Day 219 – The Three Habits I Hate the Most

My journey with physical fitness has mirrored my entrepreneurial experience in many ways. Sometimes you just have to do things that you do not like. I had always found pushups, situps, and squats particularly grueling. In fact, these were the exercises that I hated the most. One day, I decided to challenge myself with a simple but daunting concept. I would do one pushup, one situp, and one squat, and then add one more of each exercise every single day for a year. On day one, doing a single repetition of each was a struggle, but I persisted. The structure is simple, but the ratchet is built in.
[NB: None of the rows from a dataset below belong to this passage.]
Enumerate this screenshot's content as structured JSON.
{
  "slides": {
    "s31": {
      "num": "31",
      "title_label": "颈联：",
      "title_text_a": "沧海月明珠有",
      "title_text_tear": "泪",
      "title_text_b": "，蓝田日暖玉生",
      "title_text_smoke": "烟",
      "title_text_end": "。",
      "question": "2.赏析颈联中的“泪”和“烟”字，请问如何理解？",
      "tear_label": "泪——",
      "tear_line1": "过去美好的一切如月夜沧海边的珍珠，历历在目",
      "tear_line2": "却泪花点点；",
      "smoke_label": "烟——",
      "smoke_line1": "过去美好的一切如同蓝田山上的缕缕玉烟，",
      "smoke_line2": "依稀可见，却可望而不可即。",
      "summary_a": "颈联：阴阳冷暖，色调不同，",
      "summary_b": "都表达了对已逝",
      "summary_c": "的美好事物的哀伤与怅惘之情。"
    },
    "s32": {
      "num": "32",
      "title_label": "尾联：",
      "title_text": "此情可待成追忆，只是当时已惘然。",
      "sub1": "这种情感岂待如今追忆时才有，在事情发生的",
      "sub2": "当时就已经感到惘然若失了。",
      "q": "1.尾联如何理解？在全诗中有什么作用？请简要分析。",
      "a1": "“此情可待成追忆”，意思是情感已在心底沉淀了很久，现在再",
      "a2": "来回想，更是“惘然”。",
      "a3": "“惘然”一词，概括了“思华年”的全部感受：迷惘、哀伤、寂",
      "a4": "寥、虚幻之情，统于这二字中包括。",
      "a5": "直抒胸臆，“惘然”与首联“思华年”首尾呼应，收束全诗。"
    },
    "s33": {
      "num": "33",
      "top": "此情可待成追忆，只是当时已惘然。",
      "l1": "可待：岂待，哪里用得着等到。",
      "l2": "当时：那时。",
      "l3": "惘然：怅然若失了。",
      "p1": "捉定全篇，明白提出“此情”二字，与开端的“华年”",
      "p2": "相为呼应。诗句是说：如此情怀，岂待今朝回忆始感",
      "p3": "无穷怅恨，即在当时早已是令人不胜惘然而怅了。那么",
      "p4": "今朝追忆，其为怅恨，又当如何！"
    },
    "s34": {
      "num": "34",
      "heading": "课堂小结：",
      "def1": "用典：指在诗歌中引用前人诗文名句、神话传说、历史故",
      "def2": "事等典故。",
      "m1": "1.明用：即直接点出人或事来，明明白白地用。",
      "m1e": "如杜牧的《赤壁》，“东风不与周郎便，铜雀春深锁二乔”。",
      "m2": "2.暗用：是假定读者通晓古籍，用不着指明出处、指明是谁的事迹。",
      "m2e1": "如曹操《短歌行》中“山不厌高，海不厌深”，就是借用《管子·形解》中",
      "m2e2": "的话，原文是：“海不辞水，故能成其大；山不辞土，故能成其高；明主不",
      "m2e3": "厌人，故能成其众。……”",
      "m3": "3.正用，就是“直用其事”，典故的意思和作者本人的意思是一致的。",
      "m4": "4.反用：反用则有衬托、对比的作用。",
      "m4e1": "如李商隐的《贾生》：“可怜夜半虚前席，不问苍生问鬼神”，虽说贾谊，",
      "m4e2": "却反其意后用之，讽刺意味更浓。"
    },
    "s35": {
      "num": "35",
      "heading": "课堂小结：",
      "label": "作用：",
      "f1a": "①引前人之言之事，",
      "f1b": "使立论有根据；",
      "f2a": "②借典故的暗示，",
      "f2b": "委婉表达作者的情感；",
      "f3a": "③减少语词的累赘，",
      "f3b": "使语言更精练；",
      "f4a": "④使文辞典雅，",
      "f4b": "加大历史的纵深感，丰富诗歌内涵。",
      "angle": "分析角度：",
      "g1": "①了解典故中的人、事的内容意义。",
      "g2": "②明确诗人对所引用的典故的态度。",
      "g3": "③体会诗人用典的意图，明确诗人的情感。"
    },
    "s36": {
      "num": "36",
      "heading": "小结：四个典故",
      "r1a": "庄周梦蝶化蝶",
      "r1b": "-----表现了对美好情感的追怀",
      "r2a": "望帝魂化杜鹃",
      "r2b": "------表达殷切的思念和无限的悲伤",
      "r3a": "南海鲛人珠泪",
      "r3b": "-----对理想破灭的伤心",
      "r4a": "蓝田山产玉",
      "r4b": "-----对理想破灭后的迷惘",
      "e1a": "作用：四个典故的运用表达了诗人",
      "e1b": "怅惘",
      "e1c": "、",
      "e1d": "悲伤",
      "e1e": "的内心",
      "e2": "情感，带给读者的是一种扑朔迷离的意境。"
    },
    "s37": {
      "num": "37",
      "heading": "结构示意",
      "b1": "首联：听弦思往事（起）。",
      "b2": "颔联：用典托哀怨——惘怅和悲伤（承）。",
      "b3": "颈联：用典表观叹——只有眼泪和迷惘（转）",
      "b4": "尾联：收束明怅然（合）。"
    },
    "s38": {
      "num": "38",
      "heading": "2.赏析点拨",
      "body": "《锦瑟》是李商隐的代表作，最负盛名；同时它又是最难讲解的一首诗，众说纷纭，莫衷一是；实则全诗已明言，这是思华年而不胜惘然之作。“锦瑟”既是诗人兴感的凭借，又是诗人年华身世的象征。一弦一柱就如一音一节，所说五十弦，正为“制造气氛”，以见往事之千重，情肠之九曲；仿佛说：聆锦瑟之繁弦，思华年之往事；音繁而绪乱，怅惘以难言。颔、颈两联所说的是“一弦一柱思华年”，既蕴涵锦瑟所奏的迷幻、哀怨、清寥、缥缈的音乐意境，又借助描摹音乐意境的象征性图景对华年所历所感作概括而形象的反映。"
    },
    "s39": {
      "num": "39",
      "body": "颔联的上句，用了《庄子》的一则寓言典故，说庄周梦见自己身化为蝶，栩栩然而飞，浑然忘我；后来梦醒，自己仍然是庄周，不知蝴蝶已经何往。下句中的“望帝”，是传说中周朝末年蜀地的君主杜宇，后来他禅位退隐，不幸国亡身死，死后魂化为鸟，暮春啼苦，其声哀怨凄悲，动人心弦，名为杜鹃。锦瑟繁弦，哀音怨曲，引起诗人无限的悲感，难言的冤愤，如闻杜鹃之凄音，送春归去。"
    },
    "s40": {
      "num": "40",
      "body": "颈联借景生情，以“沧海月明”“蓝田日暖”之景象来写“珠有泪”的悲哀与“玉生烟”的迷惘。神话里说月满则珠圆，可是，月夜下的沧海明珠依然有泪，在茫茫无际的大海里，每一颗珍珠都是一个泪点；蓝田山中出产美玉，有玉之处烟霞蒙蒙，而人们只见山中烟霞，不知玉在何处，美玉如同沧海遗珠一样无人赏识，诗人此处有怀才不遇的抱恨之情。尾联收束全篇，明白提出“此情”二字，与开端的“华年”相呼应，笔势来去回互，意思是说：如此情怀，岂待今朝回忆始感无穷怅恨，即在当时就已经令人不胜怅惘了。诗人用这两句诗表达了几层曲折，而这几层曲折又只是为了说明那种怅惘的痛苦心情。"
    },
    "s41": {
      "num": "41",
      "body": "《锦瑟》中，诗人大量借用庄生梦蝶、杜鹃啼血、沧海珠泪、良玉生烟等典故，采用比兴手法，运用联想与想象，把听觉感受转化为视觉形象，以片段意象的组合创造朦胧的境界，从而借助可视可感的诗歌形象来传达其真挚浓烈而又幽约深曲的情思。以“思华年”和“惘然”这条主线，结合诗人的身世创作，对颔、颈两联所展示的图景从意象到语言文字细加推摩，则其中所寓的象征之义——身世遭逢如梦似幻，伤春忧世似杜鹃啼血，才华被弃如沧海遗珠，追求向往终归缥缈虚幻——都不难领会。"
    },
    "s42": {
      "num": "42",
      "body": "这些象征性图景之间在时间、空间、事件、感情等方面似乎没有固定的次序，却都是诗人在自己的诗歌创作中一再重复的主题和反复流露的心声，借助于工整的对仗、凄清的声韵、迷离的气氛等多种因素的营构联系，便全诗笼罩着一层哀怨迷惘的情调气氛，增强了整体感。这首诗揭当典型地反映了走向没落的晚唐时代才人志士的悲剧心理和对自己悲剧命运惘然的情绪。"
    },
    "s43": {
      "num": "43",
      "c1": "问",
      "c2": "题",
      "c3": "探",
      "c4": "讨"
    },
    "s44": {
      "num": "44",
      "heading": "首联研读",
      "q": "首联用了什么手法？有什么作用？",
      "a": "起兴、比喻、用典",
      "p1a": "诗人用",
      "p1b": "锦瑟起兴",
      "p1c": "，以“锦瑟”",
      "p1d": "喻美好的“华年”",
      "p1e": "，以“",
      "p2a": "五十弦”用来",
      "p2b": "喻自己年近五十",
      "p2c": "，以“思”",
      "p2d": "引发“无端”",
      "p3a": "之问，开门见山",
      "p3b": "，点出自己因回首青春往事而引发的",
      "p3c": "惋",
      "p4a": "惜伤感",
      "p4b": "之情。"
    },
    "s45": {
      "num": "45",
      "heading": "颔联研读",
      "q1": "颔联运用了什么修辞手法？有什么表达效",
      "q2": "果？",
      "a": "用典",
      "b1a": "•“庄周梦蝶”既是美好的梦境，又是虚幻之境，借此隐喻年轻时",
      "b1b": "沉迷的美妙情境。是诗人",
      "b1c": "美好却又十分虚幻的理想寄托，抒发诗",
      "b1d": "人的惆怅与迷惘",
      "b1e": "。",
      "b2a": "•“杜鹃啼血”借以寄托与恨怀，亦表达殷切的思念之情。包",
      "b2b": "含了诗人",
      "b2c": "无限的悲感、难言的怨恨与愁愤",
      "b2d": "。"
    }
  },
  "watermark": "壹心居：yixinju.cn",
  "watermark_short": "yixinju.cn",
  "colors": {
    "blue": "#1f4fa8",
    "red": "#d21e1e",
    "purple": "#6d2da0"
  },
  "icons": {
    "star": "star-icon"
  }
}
Day after day, I added one more to the count. It was not easy. There were days I wanted to give up and days when the mere thought of doing the exercises was exhausting. I had to remind myself constantly to embrace the suck. After ninety days, I was doing ninety pushups, situps, and squats. They sucked, but I could do it without melting down, and I started to feel better and dream big. I realized that embracing what sucks is often a prerequisite to achieving any significant goal.

Over the course of this journey, I discovered the power of threes when creating new habits. Setting out to do a pushup, situp, and squat plus one every day until I could do 365 of them in a row was a massive accomplishment. It taught me about persistence and the consequences of letting go of good habits. The power of incremental improvement is easily leveraged here, just by simply adding one repetition with each outing. If you incrementally add the numbers of pushups you do with correct form, the results compile over time.

By the end of the year, I did 365 pushups, situps, and squats in a single day. The exercises that once seemed insurmountable had become a part of my routine, and I was in the best shape of my life. I remember going to the gym that morning at a sales conference and peeling off 365 of each, realizing how much had miraculously changed in one year. The tired, overweight, discouraged person was gone. So the recommended phrase to cement in your brain is to embrace the suck. Make a commitment and do it anyway, every single day.